6.24.08
Category: dribblings
so yesterday the guys came out to my work to fix my windshield. so i was all proud of my new windshield until my li’l bro called and told me he’d bought a new car. i mean, what can you say about a new windshield when someone calls with a new car? NOTHING. a windshield sounds dumb as hell next to a new car.
“hey, you should see my new windshield. it sparkles.”
“you should see my WHOLE NEW CAR it sparkles more.”
“what? when did you get rich?”
“hey listen, if the bank calls, tell them i’m good for the money.”
“you gave them my number?!”
“you’re my reference.”
“i’m your sister.”
****
i’m supposed to blog about the beergrimage, but i can’t really think of anything to say about it. we went to a bar in b’ham and sampled many brews. i tried the Lazy Magnolia Southern Pecan, a Shiner Bock (one of my all-time faves), and a Harp. well, by the time i got to the Harp i was so full i couldn’t drink so much of it. it was kinda grapey too, like wine-grapey not like bubblegum-grapey. carol, i would suggest that one to you since you’re more of a wine drinker than a beer drinker.
my favorite was the Southern Pecan, which didn’t sound that good to me, really, but i’m glad i tried it cos i would totally get it again.
2 Comments | PermalinkTags: beergrimage, leetle brahther
6.21.08 pre-july
Category: dribblings
it seems as though July’s reach is longer than i expected. two weeks ago my A/C unit decided to stop blowing out cool air and instead wheeze it’s hot breath into my house. on a weekend of course.
this week? a mysterious crack in my windshield that keeps on growing. it moves. i’ve got a guy coming out to replace the whole damned windshield on monday. this is a new one on me. i’ve never had a windshield problem before. thanks for branching out, July, you ass-raping money eater.

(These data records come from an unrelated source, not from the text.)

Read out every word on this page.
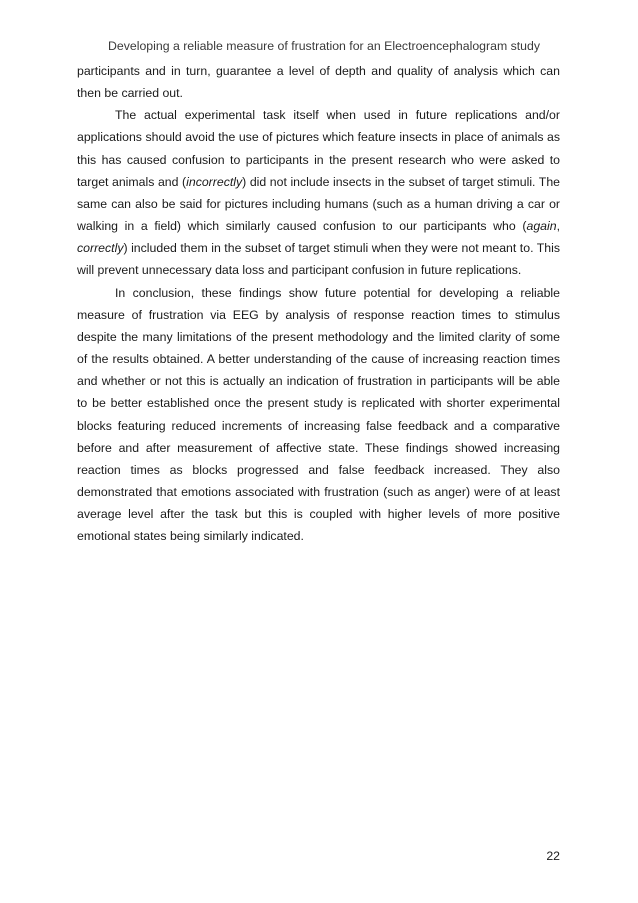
Developing a reliable measure of frustration for an Electroencephalogram study

participants and in turn, guarantee a level of depth and quality of analysis which can then be carried out.

The actual experimental task itself when used in future replications and/or applications should avoid the use of pictures which feature insects in place of animals as this has caused confusion to participants in the present research who were asked to target animals and (incorrectly) did not include insects in the subset of target stimuli. The same can also be said for pictures including humans (such as a human driving a car or walking in a field) which similarly caused confusion to our participants who (again, correctly) included them in the subset of target stimuli when they were not meant to. This will prevent unnecessary data loss and participant confusion in future replications.

In conclusion, these findings show future potential for developing a reliable measure of frustration via EEG by analysis of response reaction times to stimulus despite the many limitations of the present methodology and the limited clarity of some of the results obtained. A better understanding of the cause of increasing reaction times and whether or not this is actually an indication of frustration in participants will be able to be better established once the present study is replicated with shorter experimental blocks featuring reduced increments of increasing false feedback and a comparative before and after measurement of affective state. These findings showed increasing reaction times as blocks progressed and false feedback increased. They also demonstrated that emotions associated with frustration (such as anger) were of at least average level after the task but this is coupled with higher levels of more positive emotional states being similarly indicated.

22
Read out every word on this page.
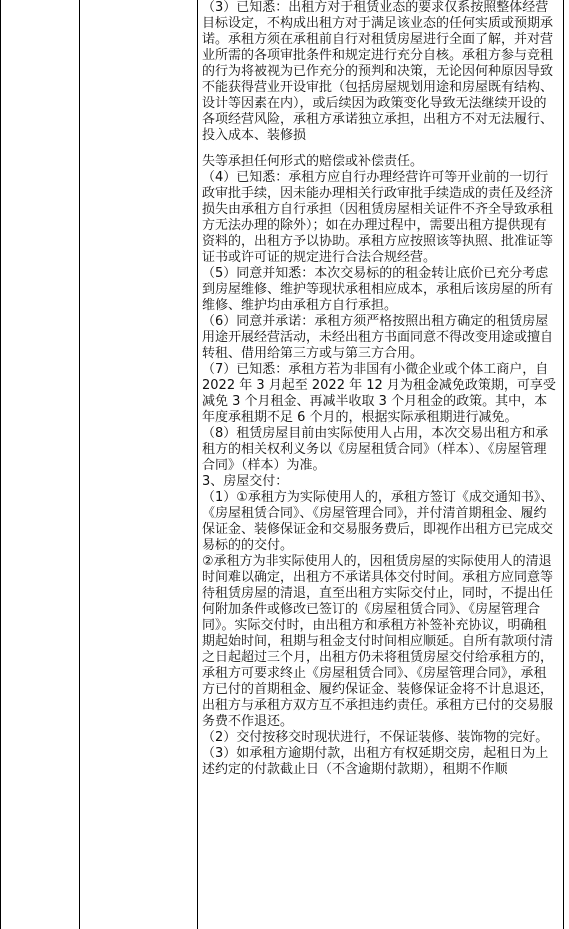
（3）已知悉：出租方对于租赁业态的要求仅系按照整体经营目标设定，不构成出租方对于满足该业态的任何实质或预期承诺。承租方须在承租前自行对租赁房屋进行全面了解，并对营业所需的各项审批条件和规定进行充分自核。承租方参与竞租的行为将被视为已作充分的预判和决策，无论因何种原因导致不能获得营业开设审批（包括房屋规划用途和房屋既有结构、设计等因素在内），或后续因为政策变化导致无法继续开设的各项经营风险，承租方承诺独立承担，出租方不对无法履行、投入成本、装修损

失等承担任何形式的赔偿或补偿责任。

（4）已知悉：承租方应自行办理经营许可等开业前的一切行政审批手续，因未能办理相关行政审批手续造成的责任及经济损失由承租方自行承担（因租赁房屋相关证件不齐全导致承租方无法办理的除外）；如在办理过程中，需要出租方提供现有资料的，出租方予以协助。承租方应按照该等执照、批准证等证书或许可证的规定进行合法合规经营。

（5）同意并知悉：本次交易标的的租金转让底价已充分考虑到房屋维修、维护等现状承租相应成本，承租后该房屋的所有维修、维护均由承租方自行承担。

（6）同意并承诺：承租方须严格按照出租方确定的租赁房屋用途开展经营活动，未经出租方书面同意不得改变用途或擅自转租、借用给第三方或与第三方合用。

（7）已知悉：承租方若为非国有小微企业或个体工商户，自 2022 年 3 月起至 2022 年 12 月为租金减免政策期，可享受减免 3 个月租金、再减半收取 3 个月租金的政策。其中，本年度承租期不足 6 个月的，根据实际承租期进行减免。

（8）租赁房屋目前由实际使用人占用，本次交易出租方和承租方的相关权利义务以《房屋租赁合同》（样本）、《房屋管理合同》（样本）为准。

3、房屋交付：

（1）①承租方为实际使用人的，承租方签订《成交通知书》、《房屋租赁合同》、《房屋管理合同》，并付清首期租金、履约保证金、装修保证金和交易服务费后，即视作出租方已完成交易标的的交付。

②承租方为非实际使用人的，因租赁房屋的实际使用人的清退时间难以确定，出租方不承诺具体交付时间。承租方应同意等待租赁房屋的清退，直至出租方实际交付止，同时，不提出任何附加条件或修改已签订的《房屋租赁合同》、《房屋管理合同》。实际交付时，由出租方和承租方补签补充协议，明确租期起始时间，租期与租金支付时间相应顺延。自所有款项付清之日起超过三个月，出租方仍未将租赁房屋交付给承租方的，承租方可要求终止《房屋租赁合同》、《房屋管理合同》，承租方已付的首期租金、履约保证金、装修保证金将不计息退还，出租方与承租方双方互不承担违约责任。承租方已付的交易服务费不作退还。

（2）交付按移交时现状进行，不保证装修、装饰物的完好。

（3）如承租方逾期付款，出租方有权延期交房，起租日为上述约定的付款截止日（不含逾期付款期），租期不作顺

Leave a Comment | PermalinkTags: july hates me, rant
gross.
today at the ‘brary this older lady asks me a question and it confused me cos it was very busy today what with the summer reading program going on. kids were everywhere and the phone rang nonstop. so she says to me, “how old are you? i’ve got a son.”
and i’m not thinking on all cylinders here because i’m trying to get the right dates on her books and the phone is ringing, and the next person in line is looking at me all, “can we get on with it? why is she still talking to you? doesn’t she know it’s busy as hell in here?”

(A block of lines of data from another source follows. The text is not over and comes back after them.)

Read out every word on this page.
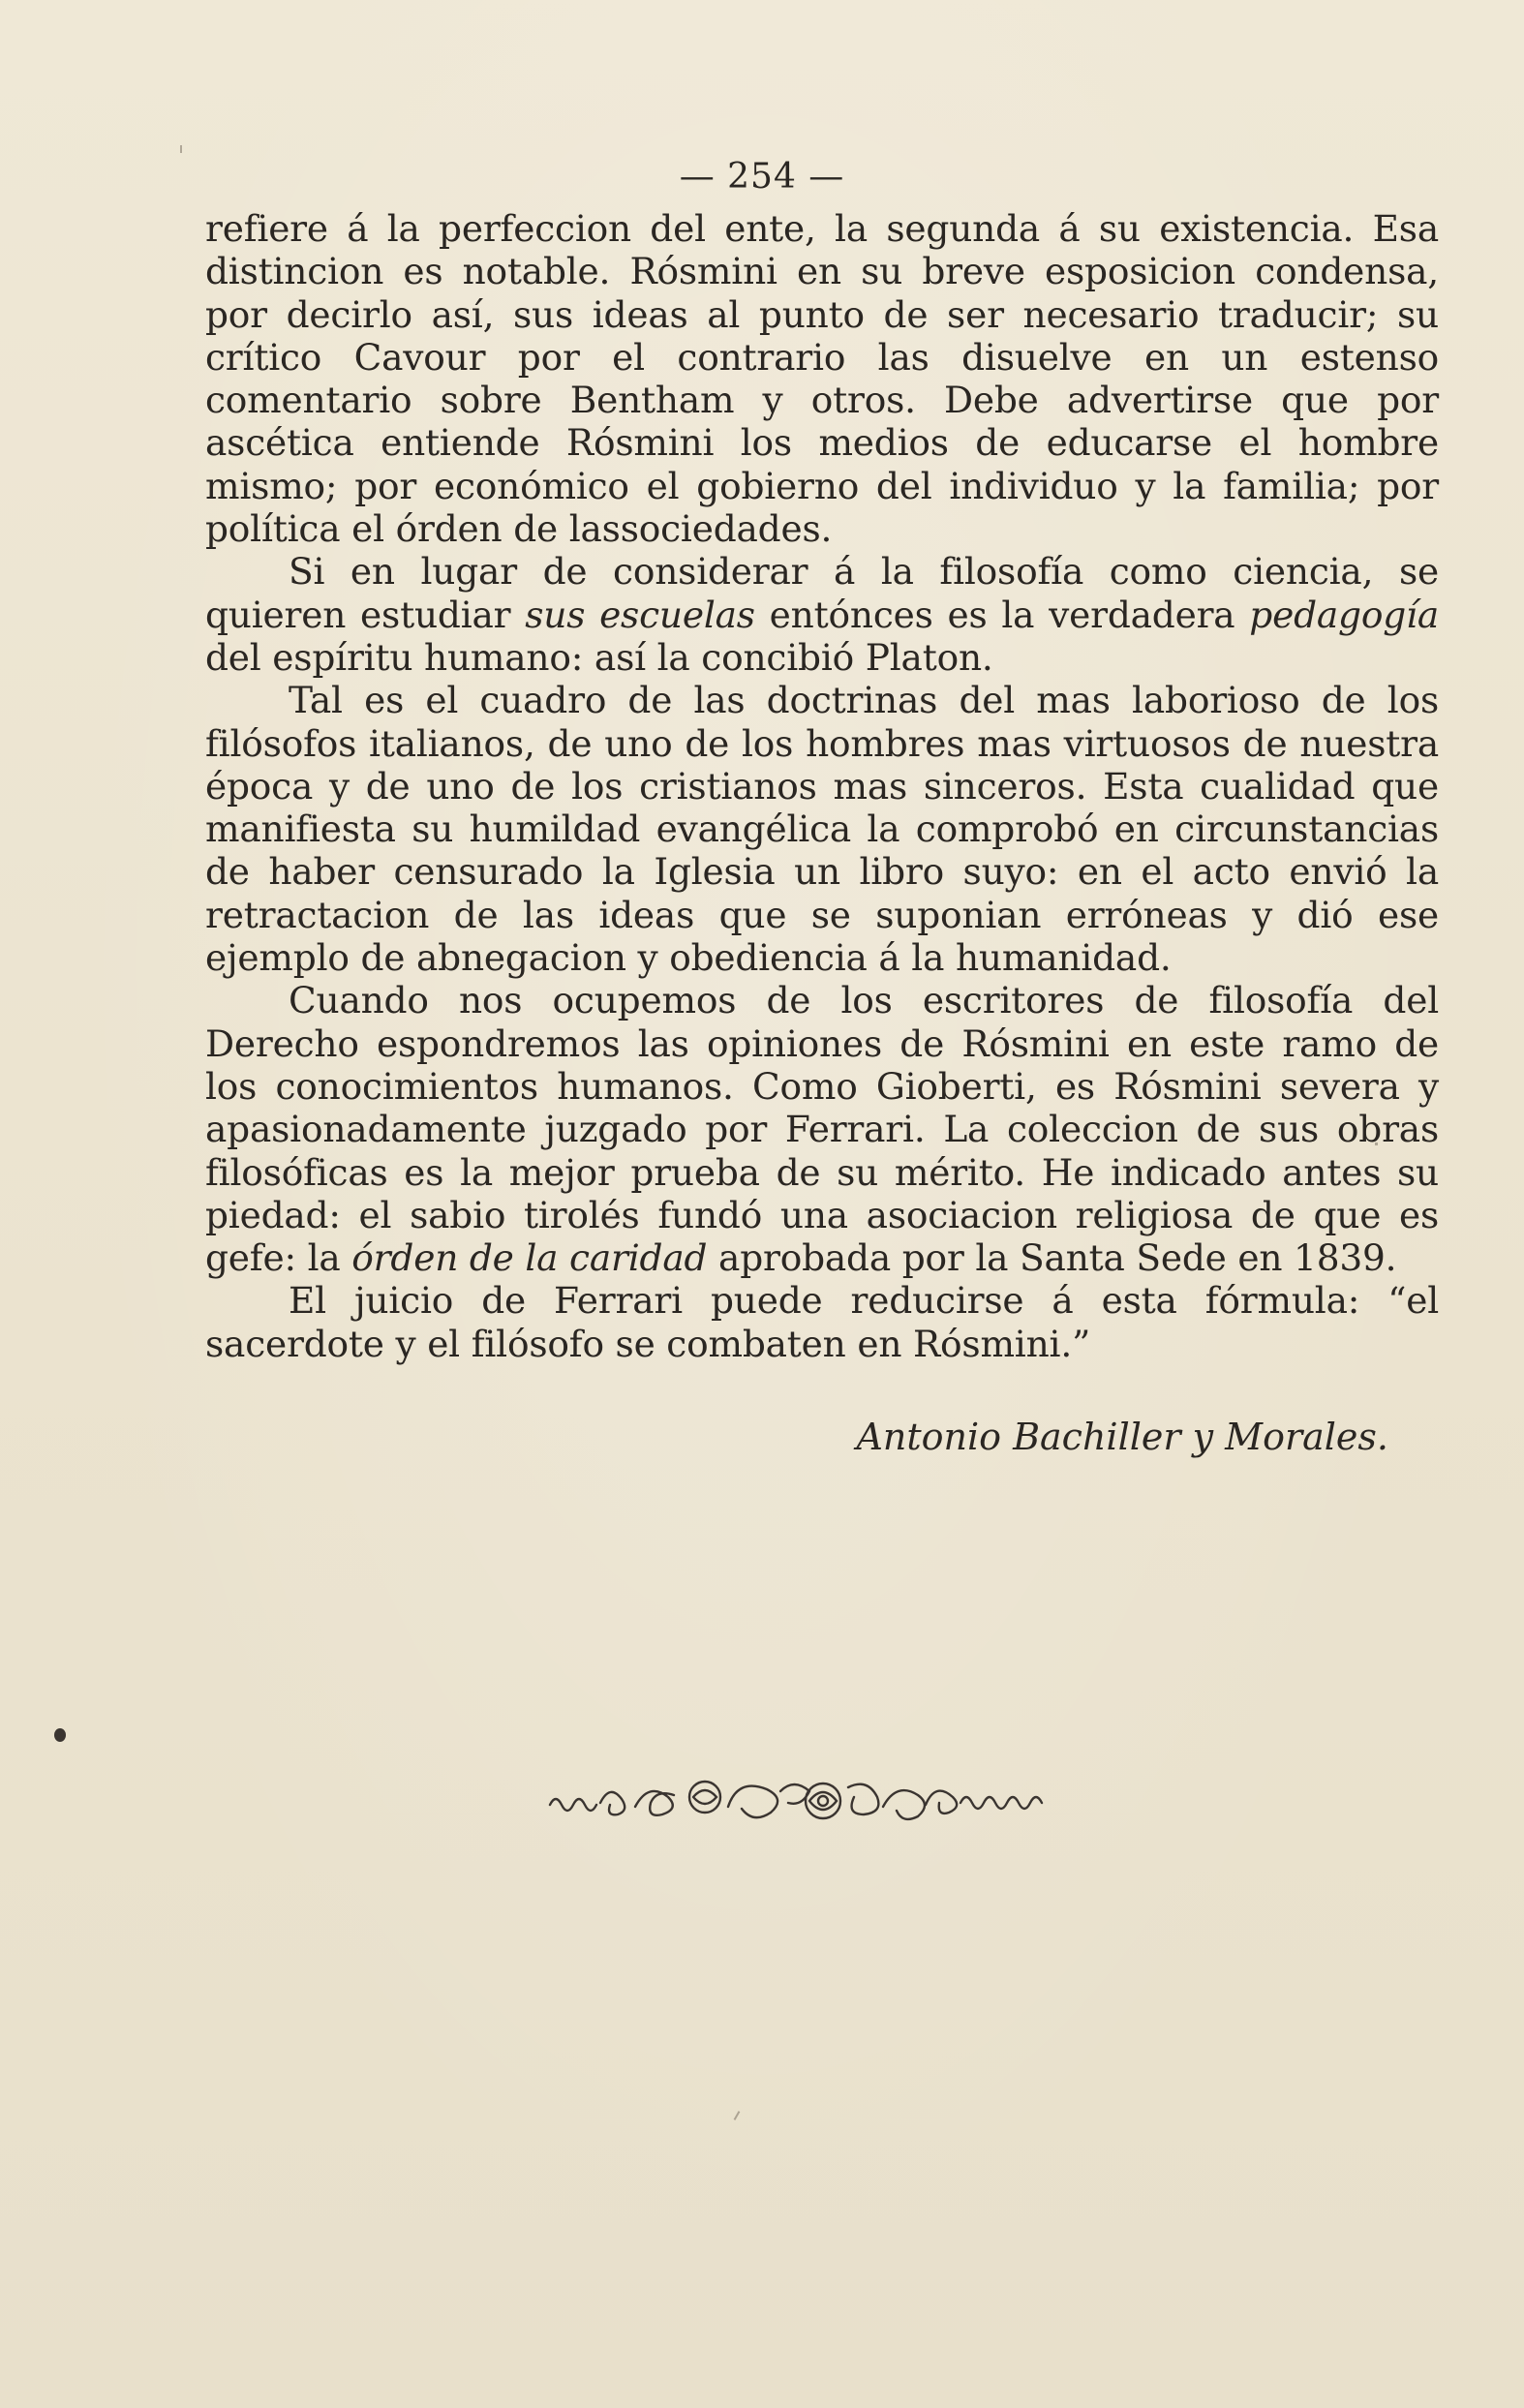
— 254 —

refiere á la perfeccion del ente, la segunda á su existencia. Esa distincion es notable. Rósmini en su breve esposicion condensa, por decirlo así, sus ideas al punto de ser necesario traducir; su crítico Cavour por el contrario las disuelve en un estenso comentario sobre Bentham y otros. Debe advertirse que por ascética entiende Rósmini los medios de educarse el hombre mismo; por económico el gobierno del individuo y la familia; por política el órden de lassociedades.

Si en lugar de considerar á la filosofía como ciencia, se quieren estudiar sus escuelas entónces es la verdadera pedagogía del espíritu humano: así la concibió Platon.

Tal es el cuadro de las doctrinas del mas laborioso de los filósofos italianos, de uno de los hombres mas virtuosos de nuestra época y de uno de los cristianos mas sinceros. Esta cualidad que manifiesta su humildad evangélica la comprobó en circunstancias de haber censurado la Iglesia un libro suyo: en el acto envió la retractacion de las ideas que se suponian erróneas y dió ese ejemplo de abnegacion y obediencia á la humanidad.

Cuando nos ocupemos de los escritores de filosofía del Derecho espondremos las opiniones de Rósmini en este ramo de los conocimientos humanos. Como Gioberti, es Rósmini severa y apasionadamente juzgado por Ferrari. La coleccion de sus obras filosóficas es la mejor prueba de su mérito. He indicado antes su piedad: el sabio tirolés fundó una asociacion religiosa de que es gefe: la órden de la caridad aprobada por la Santa Sede en 1839.

El juicio de Ferrari puede reducirse á esta fórmula: “el sacerdote y el filósofo se combaten en Rósmini.”

Antonio Bachiller y Morales.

so i’m thinking, son? what the hell’s that got to do with anything? so i say, “i’m thirty.” with what i’m sure is a confused face on my face.
so then she’s makes a face and says, “oh, you’re much too old for him.”
what the- oh NOW i get it, and i’m all, “hey, i’m married, lady. next!”
weird. i mean c’mon. what kind of mom tries to pick up chicks for her son? so i’m skeeved about it. and i tell mr. fleegan about it when he gets home from work and he says, “well really it’s kind of flattering.”
“what?! really? which part, the part where she tries to pick up a chick for her kid? or the part where ahe sneered at me and told me i was too old.”
“well obviously she sees something in you that she likes and would approve for her son to date.”
“oh. i’ve turquoise hair. who tries to bag the chick with the hair for their son?”
“see?”
“i guess. still, she needs to be letting her son do the talking. else he won’t learn nothin’.”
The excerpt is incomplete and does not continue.